I’m giving a talk online tomorrow at the 2026 Spring Southeastern Sectional Meeting of the American Mathematical Society, in the Special Session on Non-Associative Rings and Algebras. The organizers are Layla Sorkatti and Kenneth Price. I doubt the talk will be recorded, but here are my slides:

• Projective geometry and the exceptional Jordan algebra.

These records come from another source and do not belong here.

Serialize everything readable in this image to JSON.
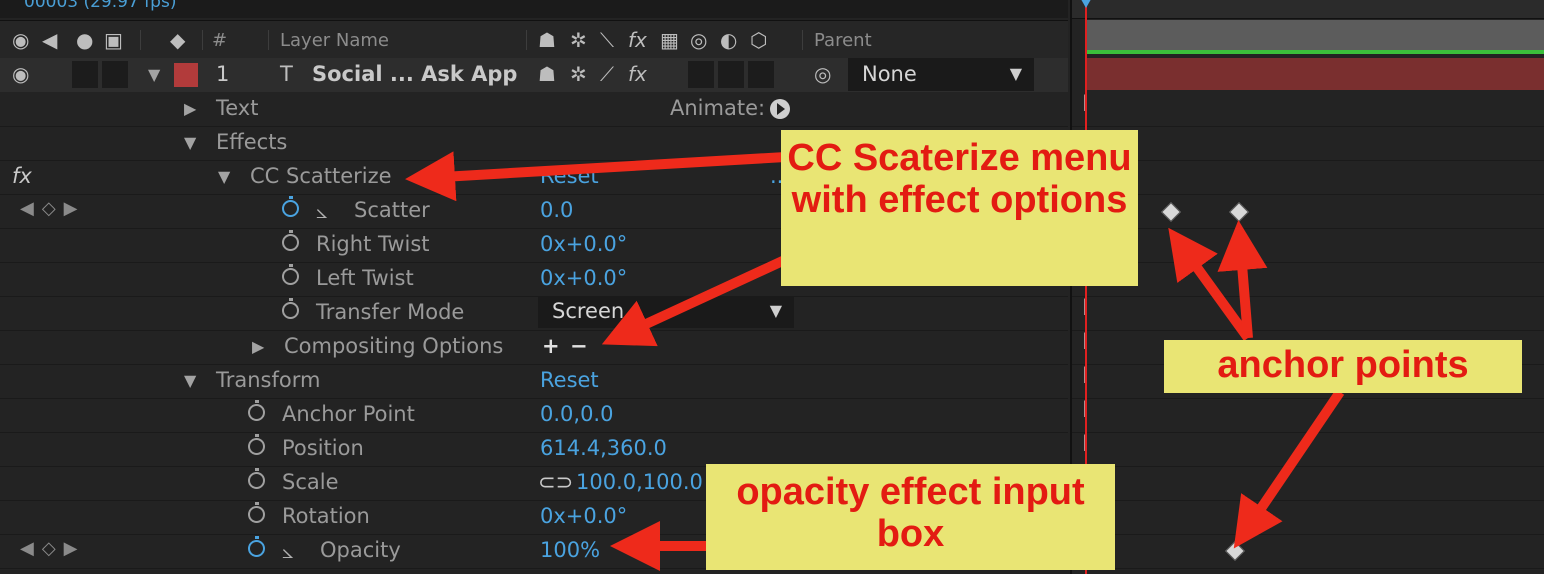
{
  "topbar": {
    "fps": "00003 (29.97 fps)"
  },
  "header": {
    "num_label": "#",
    "layer_name_label": "Layer Name",
    "parent_label": "Parent"
  },
  "layer": {
    "index": "1",
    "name": "Social ... Ask App",
    "color": "#b23b3b",
    "parent_value": "None"
  },
  "properties": {
    "text": "Text",
    "animate_label": "Animate:",
    "effects": "Effects",
    "fx_badge": "fx",
    "cc_scatterize": "CC Scatterize",
    "cc_reset": "Reset",
    "cc_more": "...",
    "scatter": {
      "label": "Scatter",
      "value": "0.0"
    },
    "right_twist": {
      "label": "Right Twist",
      "value": "0x+0.0°"
    },
    "left_twist": {
      "label": "Left Twist",
      "value": "0x+0.0°"
    },
    "transfer_mode": {
      "label": "Transfer Mode",
      "value": "Screen"
    },
    "compositing": {
      "label": "Compositing Options",
      "plus": "+",
      "minus": "−"
    },
    "transform": {
      "label": "Transform",
      "reset": "Reset"
    },
    "anchor_point": {
      "label": "Anchor Point",
      "value": "0.0,0.0"
    },
    "position": {
      "label": "Position",
      "value": "614.4,360.0"
    },
    "scale": {
      "label": "Scale",
      "value": "100.0,100.0"
    },
    "rotation": {
      "label": "Rotation",
      "value": "0x+0.0°"
    },
    "opacity": {
      "label": "Opacity",
      "value": "100%"
    }
  },
  "annotations": {
    "cc_callout": "CC Scaterize menu with effect options",
    "anchor_callout": "anchor points",
    "opacity_callout": "opacity effect input box",
    "callout_bg": "#e9e574",
    "callout_text_color": "#e31b12",
    "arrow_color": "#ee2a1b"
  },
  "colors": {
    "value_blue": "#4aa3e0",
    "panel_bg": "#232323",
    "playhead": "#e02020"
  }
}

Abstract. Dubois-Violette and Todorov noticed that the gauge group of the Standard Model of particle physics is the intersection of two maximal subgroups of $\text{F}_4,$ which is the automorphism group of the exceptional Jordan algebra $\mathfrak{h}_3(\mathbb{O}).$ Here we conjecture that these can be taken to be any subgroups preserving copies of $\mathfrak{h}_2(\mathbb{O})$ and $\mathfrak{h}_3(\mathbb{C})$ that intersect in a copy of $\mathfrak{h}_2(\mathbb{C}).$ Given this, we show that the Standard Model gauge group consists of all isometries of the octonionic projective plane that preserve an octonionic projective line and a complex projective plane intersecting in a complex projective line. This is joint work with Paul Schwahn.

This is an introductory talk for mathematicians. Physicists may prefer the two talks here. Those go much further in some ways, but they don’t cover the new ideas that Paul Schwahn and I are in the midst of working on.